A sustenção oral do Procurador da República:

Quantos procuradores já vieram aqui pedir para trabalhar?

Quantos procuradores já se apresentaram perante esse Conselho oferecendo ajuda em causas que mereciam?

E não nos referimos a trabalhos do porte da Lavajato, Satyagraha ou Mensalão – atuações que deram, e ainda dão, publicidade e que todo dia são exibidos no Jornal Nacional.

Estamos falando de uma questão, conquanto grave, esquecida lá nos rincões da Amazônia Meridional.

É uma causa que não rende ibope; que a televisão não retrata; que poucos sabem que existe.

Os que a abraçam raramente são laureados. Ao revés, são perseguidos. Acabam, invariavelmente, contaminados pelo preconceito que vitimiza os seres humanos que buscam proteger. Vivem no limite. Absolutamente no limite. Arriscam tudo!

A única satisfação que alcançam é o dever cumprido. Quando ele é cumprido.

Senhor Presidente
Senhores Conselheiros
Senhor Relator

O Povo Indígena Cinta Larga teve descoberto em suas terras, por volta de 1999/2000, um garimpo de diamantes. Nunca mais teve paz. O conflito decorrente vitimou dezenas de pessoas. Apenas em abril de 2004 vinte e nove garimpeiros foram mortos.

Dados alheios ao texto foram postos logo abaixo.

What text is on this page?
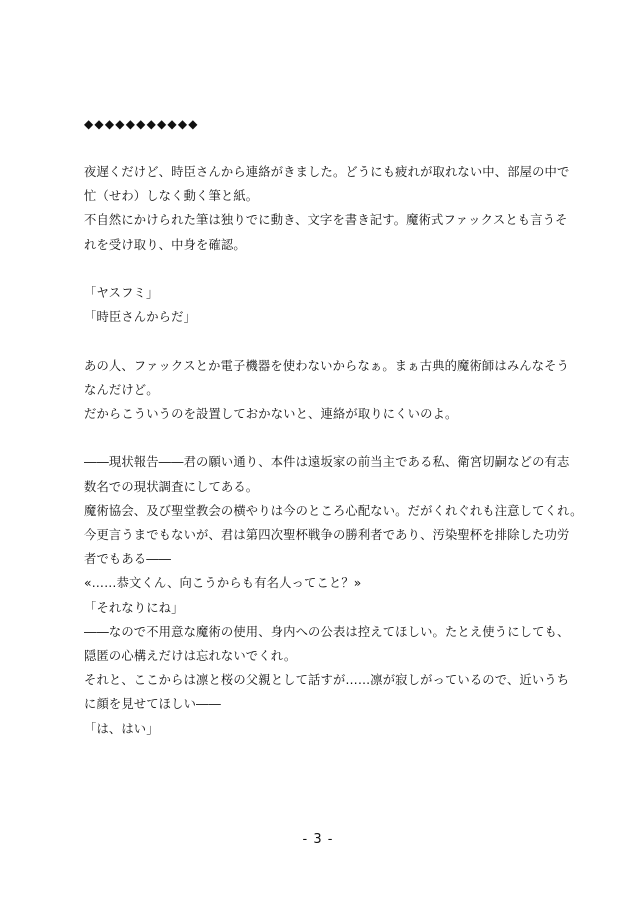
◆◆◆◆◆◆◆◆◆◆◆
夜遅くだけど、時臣さんから連絡がきました。どうにも疲れが取れない中、部屋の中で
忙（せわ）しなく動く筆と紙。
不自然にかけられた筆は独りでに動き、文字を書き記す。魔術式ファックスとも言うそ
れを受け取り、中身を確認。
「ヤスフミ」
「時臣さんからだ」
あの人、ファックスとか電子機器を使わないからなぁ。まぁ古典的魔術師はみんなそう
なんだけど。
だからこういうのを設置しておかないと、連絡が取りにくいのよ。
――現状報告――君の願い通り、本件は遠坂家の前当主である私、衛宮切嗣などの有志
数名での現状調査にしてある。
魔術協会、及び聖堂教会の横やりは今のところ心配ない。だがくれぐれも注意してくれ。
今更言うまでもないが、君は第四次聖杯戦争の勝利者であり、汚染聖杯を排除した功労
者でもある――
«……恭文くん、向こうからも有名人ってこと？»
「それなりにね」
――なので不用意な魔術の使用、身内への公表は控えてほしい。たとえ使うにしても、
隠匿の心構えだけは忘れないでくれ。
それと、ここからは凛と桜の父親として話すが……凛が寂しがっているので、近いうち
に顔を見せてほしい――
「は、はい」
- 3 -
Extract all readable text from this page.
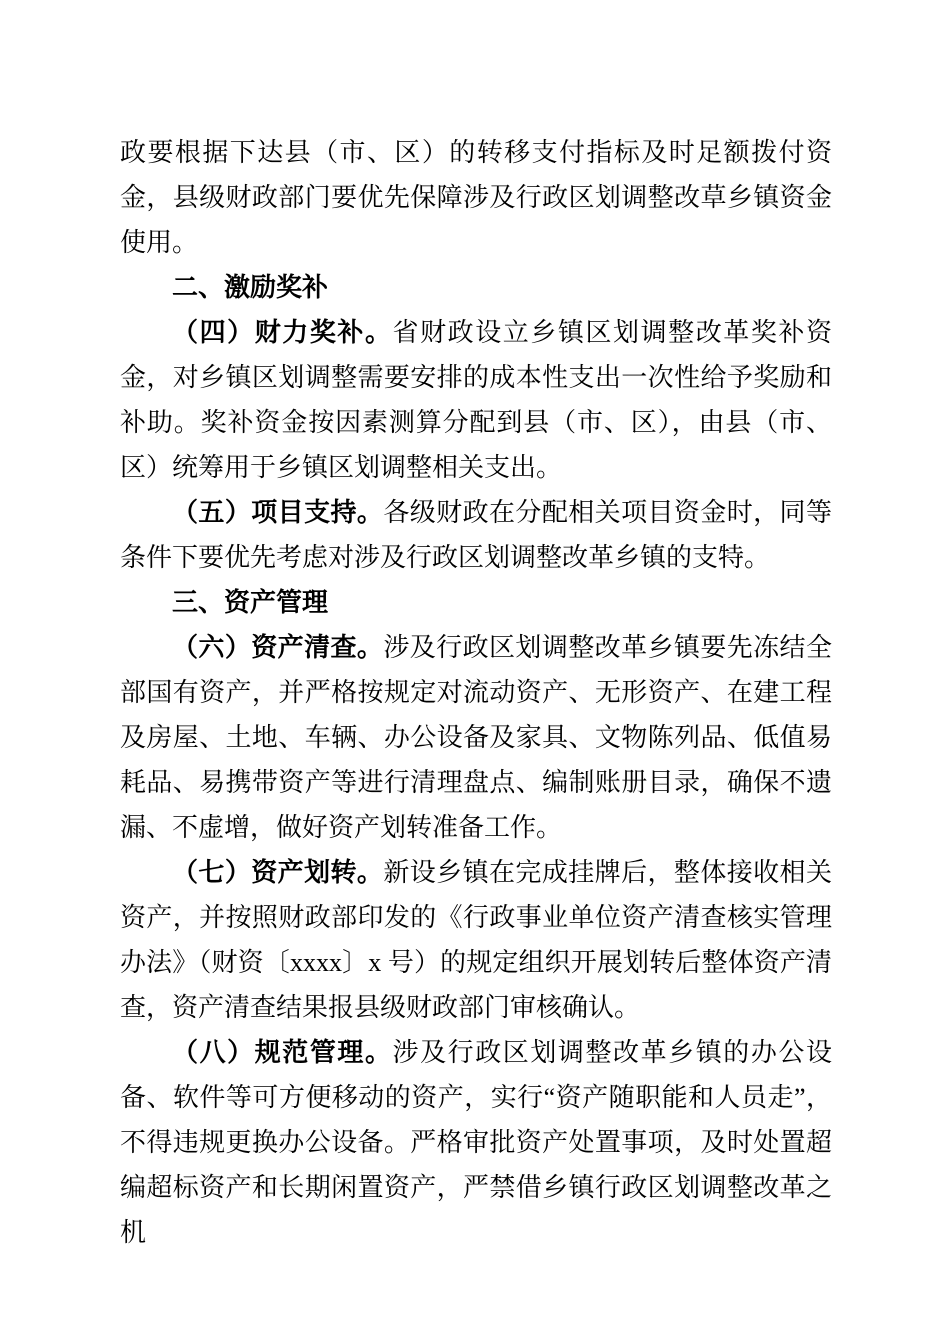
政要根据下达县（市、区）的转移支付指标及时足额拨付资金，县级财政部门要优先保障涉及行政区划调整改草乡镇资金使用。

二、激励奖补

（四）财力奖补。省财政设立乡镇区划调整改革奖补资金，对乡镇区划调整需要安排的成本性支出一次性给予奖励和补助。奖补资金按因素测算分配到县（市、区），由县（市、区）统筹用于乡镇区划调整相关支出。

（五）项目支持。各级财政在分配相关项目资金时，同等条件下要优先考虑对涉及行政区划调整改革乡镇的支特。

三、资产管理

（六）资产清查。涉及行政区划调整改革乡镇要先冻结全部国有资产，并严格按规定对流动资产、无形资产、在建工程及房屋、土地、车辆、办公设备及家具、文物陈列品、低值易耗品、易携带资产等进行清理盘点、编制账册目录，确保不遗漏、不虚增，做好资产划转准备工作。

（七）资产划转。新设乡镇在完成挂牌后，整体接收相关资产，并按照财政部印发的《行政事业单位资产清查核实管理办法》（财资〔xxxx〕x 号）的规定组织开展划转后整体资产清查，资产清查结果报县级财政部门审核确认。

（八）规范管理。涉及行政区划调整改革乡镇的办公设备、软件等可方便移动的资产，实行“资产随职能和人员走”，不得违规更换办公设备。严格审批资产处置事项，及时处置超编超标资产和长期闲置资产，严禁借乡镇行政区划调整改革之机
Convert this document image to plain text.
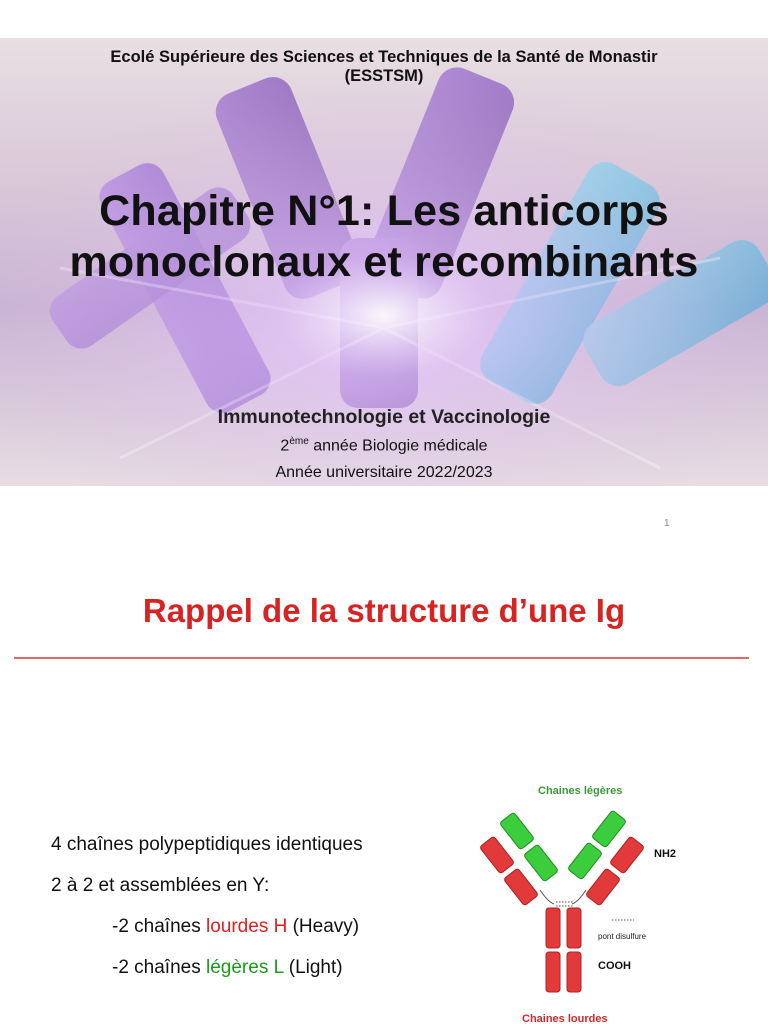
Ecolé Supérieure des Sciences et Techniques de la Santé de Monastir
(ESSTSM)
Chapitre N°1: Les anticorps
monoclonaux et recombinants
Immunotechnologie et Vaccinologie
2ème année Biologie médicale
Année universitaire 2022/2023
1
Rappel de la structure d’une Ig
4 chaînes polypeptidiques identiques
2 à 2 et assemblées en Y:
-2 chaînes lourdes H (Heavy)
-2 chaînes légères L (Light)
Chaines légères
NH2
pont disulfure
COOH
Chaines lourdes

A questão é tão grave que já foi alvo de uma Força-Tarefa de procuradores de primeira grandeza; já foi acompanhada por um Grupo de Trabalho no âmbito do então CDDPH que era composto, inclusive, por Dalmo Dallari e Flávia Piovesan; já esteve em cinco casos emblemáticos num GT Intercameral da 2ª, 4ª e 6ª CCRs.

O problema hoje, embora ignorado e relegado, está mais grave que era há doze anos. O mesmo contexto que antecedeu e até provocou aquela tragédia e várias outras ainda se faz presente: diamantes, índios passando privações, Governo omisso e milhares de pessoas querendo roubar a riqueza.

Ademais, hoje tudo que mais pode afligir a alma e o coração humanos estão presentes na aldeia: bebidas alcoólicas, armas de fogo, drogas, prostituição, estupros, pedofilia.

Em 2015, pelo menos em duas ocasiões distintas, estivemos bem perto de ver reeditada a tragédia de abril de 2004, quiçá em dimensões muito mais sangrentas.

O Povo Cinta Larga está, assim, absolutamente acuado entre o assédio irresistível do crime organizado e a descarada omissão do poder público. Última trincheira de resistência é o trabalho do Ministério Público Federal.

Trabalhamos na questão há mais de doze anos. Começamos bem na época da morte dos 29 garimpeiros. O trabalho realizado provavelmente deve encontrar poucos paralelos em matéria indígena: 12 ações civis públicas ajuizadas, 15 recomendações expedidas, mais de 350 reuniões realizadas, várias audiências públicas etc., etc., etc.

Mesmo depois da criação de PRMs em Rondônia, o trabalho continuou a cargo da unidade da Capital. A gravidade do assunto e a altíssima rotatividade de procuradores na Região Norte foram alguns dos argumentos utilizados para justificar a excepcional repartição de serviço.

Isso foi decidido, pela primeira vez, em setembro de 2006 e a decisão tem sido replicada, desde então, por todas as turmas de procuradores que trabalharam em Rondônia, totalizando mais de dez ocasiões diferentes. Esse Conselho Superior mesmo homologou essa divisão várias vezes, dando-a conforme as regras da Instituição.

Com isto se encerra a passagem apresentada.